Do arrests show Tanzania backsliding on reform commitments?


On Wednesday morning, police in Mwanza, in northern Tanzaniasurrounded the hotel occupied by members of the country’s main opposition party, Chadema, and arrested 11 party members, including the party chairman, Freeman Mbowe, analyst Oryem Nyeko reports.

Chadema members were due to hold a conference on Wednesday to discuss reforms to the country’s constitution, which the party said gives too much power to the president. The day before the scheduled meeting, authorities in Mwanza announced a ban on “unnecessary gatherings,” ostensibly to prevent the spread of Covid-19. These latest arrests heighten concerns that the Tanzanian government may be backtracking on recent promises of reform, he writes for Human Rights Watch.

Rep. Karen Bass (D-CA), Chair of the House Foreign Affairs Subcommittee on Africa, today expressed her concern over the arrests of Mbowe and 11 other party officials and staff.

Rep. Karen Bass

“The Tanzanian authorities must end the escalating crackdown on opposition parties and leaders, and the arbitrary arrests and detentions show the disregard for the rule of law, human rights, and the rights to freedom of expression and association,” she said.

“The unexpected death of Tanzania’s president, John Magufuli, was a true shock to us all,” added Bass. “But the appointment of his vice-president, Samia Suluhu Hassan, looked to be on a different path for leading Tanzania forward to a more democratic society.
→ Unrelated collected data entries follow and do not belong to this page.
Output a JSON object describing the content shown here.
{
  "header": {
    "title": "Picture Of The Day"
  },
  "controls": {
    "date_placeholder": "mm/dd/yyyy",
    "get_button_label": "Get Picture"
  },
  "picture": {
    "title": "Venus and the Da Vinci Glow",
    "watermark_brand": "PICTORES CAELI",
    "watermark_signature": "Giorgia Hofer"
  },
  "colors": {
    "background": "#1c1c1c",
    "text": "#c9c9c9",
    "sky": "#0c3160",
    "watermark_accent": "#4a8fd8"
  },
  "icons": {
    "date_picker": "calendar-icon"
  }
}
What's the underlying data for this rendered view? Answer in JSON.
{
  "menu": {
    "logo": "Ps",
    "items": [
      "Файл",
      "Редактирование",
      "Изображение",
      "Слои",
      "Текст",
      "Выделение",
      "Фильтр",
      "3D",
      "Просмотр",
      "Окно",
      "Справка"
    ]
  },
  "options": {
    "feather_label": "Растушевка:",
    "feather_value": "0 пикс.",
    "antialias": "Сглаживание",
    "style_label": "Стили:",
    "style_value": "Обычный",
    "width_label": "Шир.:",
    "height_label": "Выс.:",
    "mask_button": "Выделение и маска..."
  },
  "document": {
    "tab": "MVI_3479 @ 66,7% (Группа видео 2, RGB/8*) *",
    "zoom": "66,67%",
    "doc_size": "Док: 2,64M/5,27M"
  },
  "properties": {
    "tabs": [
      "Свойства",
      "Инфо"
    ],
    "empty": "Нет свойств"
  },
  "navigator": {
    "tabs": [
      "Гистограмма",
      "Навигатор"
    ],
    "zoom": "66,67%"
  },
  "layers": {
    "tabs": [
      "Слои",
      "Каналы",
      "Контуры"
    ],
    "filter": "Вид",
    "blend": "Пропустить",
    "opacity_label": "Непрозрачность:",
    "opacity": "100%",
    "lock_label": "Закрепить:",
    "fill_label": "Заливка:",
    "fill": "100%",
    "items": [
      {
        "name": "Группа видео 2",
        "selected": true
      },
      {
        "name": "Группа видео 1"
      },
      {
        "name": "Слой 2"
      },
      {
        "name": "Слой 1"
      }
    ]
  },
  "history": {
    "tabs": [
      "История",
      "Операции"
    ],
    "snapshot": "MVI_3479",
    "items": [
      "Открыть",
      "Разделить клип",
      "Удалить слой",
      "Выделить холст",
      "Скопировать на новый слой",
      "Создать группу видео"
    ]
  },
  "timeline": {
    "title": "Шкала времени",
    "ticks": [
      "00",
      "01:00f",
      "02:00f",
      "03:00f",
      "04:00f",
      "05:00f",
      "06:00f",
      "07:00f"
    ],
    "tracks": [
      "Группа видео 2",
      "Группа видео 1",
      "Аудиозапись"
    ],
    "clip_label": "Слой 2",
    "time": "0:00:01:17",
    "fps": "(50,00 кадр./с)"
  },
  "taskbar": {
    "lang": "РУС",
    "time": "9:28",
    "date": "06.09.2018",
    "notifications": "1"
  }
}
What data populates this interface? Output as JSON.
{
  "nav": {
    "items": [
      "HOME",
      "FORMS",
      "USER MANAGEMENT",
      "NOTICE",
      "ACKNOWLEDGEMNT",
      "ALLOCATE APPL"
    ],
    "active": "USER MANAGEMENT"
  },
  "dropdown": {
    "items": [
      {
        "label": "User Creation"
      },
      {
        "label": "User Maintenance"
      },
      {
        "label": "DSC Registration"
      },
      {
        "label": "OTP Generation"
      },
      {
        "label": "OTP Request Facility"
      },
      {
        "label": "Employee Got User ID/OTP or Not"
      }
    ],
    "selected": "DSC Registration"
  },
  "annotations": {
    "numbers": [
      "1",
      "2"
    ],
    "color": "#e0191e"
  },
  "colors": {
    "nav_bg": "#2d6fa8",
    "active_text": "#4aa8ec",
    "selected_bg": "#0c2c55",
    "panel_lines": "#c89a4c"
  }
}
Unfortunately, the arrest of Mr. Mbowe and other opposition leaders has minimized any such hope.”

Amnesty International described the arrests as “arbitrary” and part of an escalating campaign against the political opposition in a country once seen as a beacon of democratic stability in the region.

“Tanzanian authorities must stop targeting the opposition and trying to narrow the space they are able to operate in,” said Flavia Mwangovya, Amnesty’s deputy director for East Africa. “These arbitrary arrests and detentions show Tanzanian authorities’ flagrant disregard for the rule of law, and human rights, including the rights to freedom of expression and association. These politically motivated arrests must stop.”

Secretary of State Antony Blinken had encouraged Hassan in a July 6 telephone call to protect civil liberties and stressed “the importance of ensuring a democratic, peaceful, free and prosperous future for all Tanzanians”, State Department spokesman Ned Price said.

Credit: Amnesty/Chadema

On Saturday, police arrested up to 38 members of Chadema’s youth wing members who were planning a conference on the constitutional reform process. On Wednesday, the party chairman was due to hold an event in Mwanza, also promoting constitutional reform. The night before the event, his hotel was raided and the Chairman, Freeman Mbowe, and ten other party leaders were arrested. The raid was reportedly carried out by a special police unit, which suggests this was centrally mandated.